Meghann closed her eyes and gave herself up to the magical quality of his story and the images his words evoked. She felt heat from the fire and mist on her cheeks, and behind her eyelids colors leaped and danced and settled until everything was once again completely clear.

*

Nuala O'Donnell, Tirconnaill, 1589

At first glimpse, Tirconnaill seemed much the same as Tyrone, wilder perhaps and a bit more primitive, but not so different that one would think longingly of home. I was not at all homesick. There was too much to do.

Dun Na Ghal Castle stood, a stark sentinel, gray and forbidding, in its place on the River Eske. Rain seeped through the mortar and collected in muddy pools beneath the rushes. Walls wept with the wet, and rats scurried in dark corners. The only warmth to be found was on the top floor, where everyone, nobles, soldiers, and servants, slept on flea-ridden rushes before enormous fires. In truth it was a somber place and would take more than a cursory scrubbing. I forgot about Rory and went about the task of setting it right.
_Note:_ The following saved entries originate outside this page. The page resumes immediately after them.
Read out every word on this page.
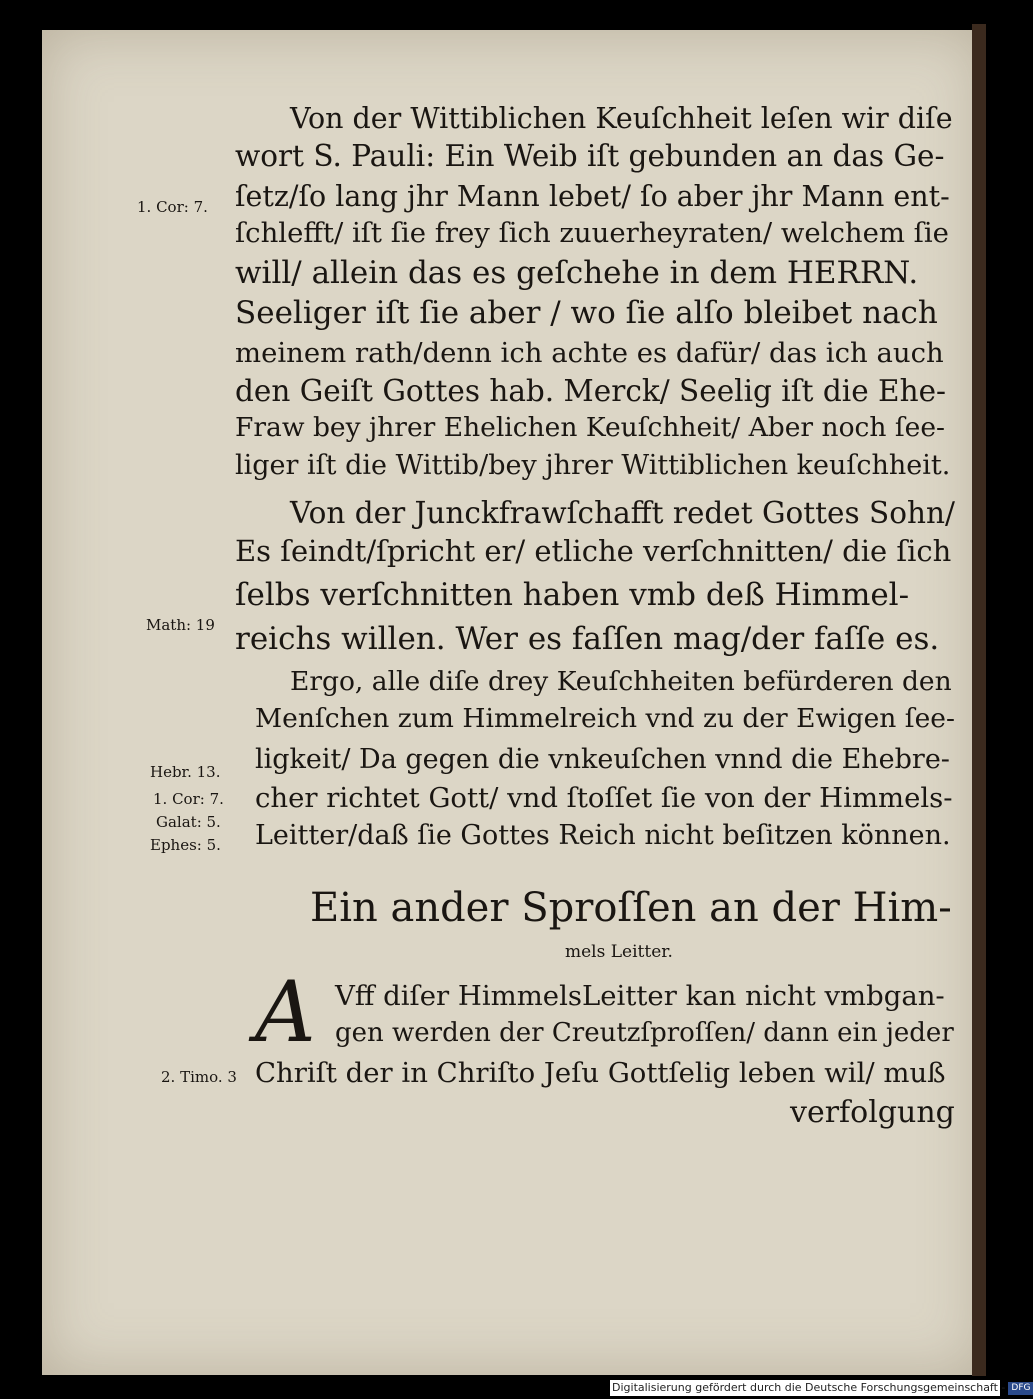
Von der Wittiblichen Keuſchheit leſen wir diſe
wort S. Pauli: Ein Weib iſt gebunden an das Ge-
ſetz/ſo lang jhr Mann lebet/ ſo aber jhr Mann ent-
ſchlefft/ iſt ſie frey ſich zuuerheyraten/ welchem ſie
will/ allein das es geſchehe in dem HERRN.
Seeliger iſt ſie aber / wo ſie alſo bleibet nach
meinem rath/denn ich achte es dafür/ das ich auch
den Geiſt Gottes hab. Merck/ Seelig iſt die Ehe-
Fraw bey jhrer Ehelichen Keuſchheit/ Aber noch ſee-
liger iſt die Wittib/bey jhrer Wittiblichen keuſchheit.
Von der Junckfrawſchafft redet Gottes Sohn/
Es ſeindt/ſpricht er/ etliche verſchnitten/ die ſich
ſelbs verſchnitten haben vmb deß Himmel-
reichs willen. Wer es faſſen mag/der faſſe es.
Ergo, alle diſe drey Keuſchheiten befürderen den
Menſchen zum Himmelreich vnd zu der Ewigen ſee-
ligkeit/ Da gegen die vnkeuſchen vnnd die Ehebre-
cher richtet Gott/ vnd ſtoſſet ſie von der Himmels-
Leitter/daß ſie Gottes Reich nicht beſitzen können.
1. Cor: 7.
Math: 19
Hebr. 13.
1. Cor: 7.
Galat: 5.
Ephes: 5.
2. Timo. 3
Ein ander Sproſſen an der Him-
mels Leitter.
A Vff diſer HimmelsLeitter kan nicht vmbgan-
gen werden der Creutzſproſſen/ dann ein jeder
Chriſt der in Chriſto Jeſu Gottſelig leben wil/ muß
verfolgung
Digitalisierung gefördert durch die Deutsche Forschungsgemeinschaft - DFG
'Twas nearly a year before I could look around with pride at whitewashed walls and sweetly scented rushes covering the Great Hall floor. Finally the rooms were dry, woven tapestries kept out the drafts and jewel-bright carpets, pleasing to eyes hungry for color, warmed cold feet. Plate and silver filled the pantry, bedchambers were furnished, and the larder well stocked.

When the domestic work was done, I took a moment's breath to look up from my chores and saw the frightening chain of events that had transpired in Tirconnaill, events that would set Rory and me on a journey that could end in only one way.

I was the countess of Tirconnaill, a married woman bound to Rory O'Donnell by ties that could be severed only by God. It never occurred to me that Rory would take our vows less seriously than. I. He was a wonderful companion and very discreet. I had just passed my fifteenth year when I learned that marriage meant something different for him than it did for me.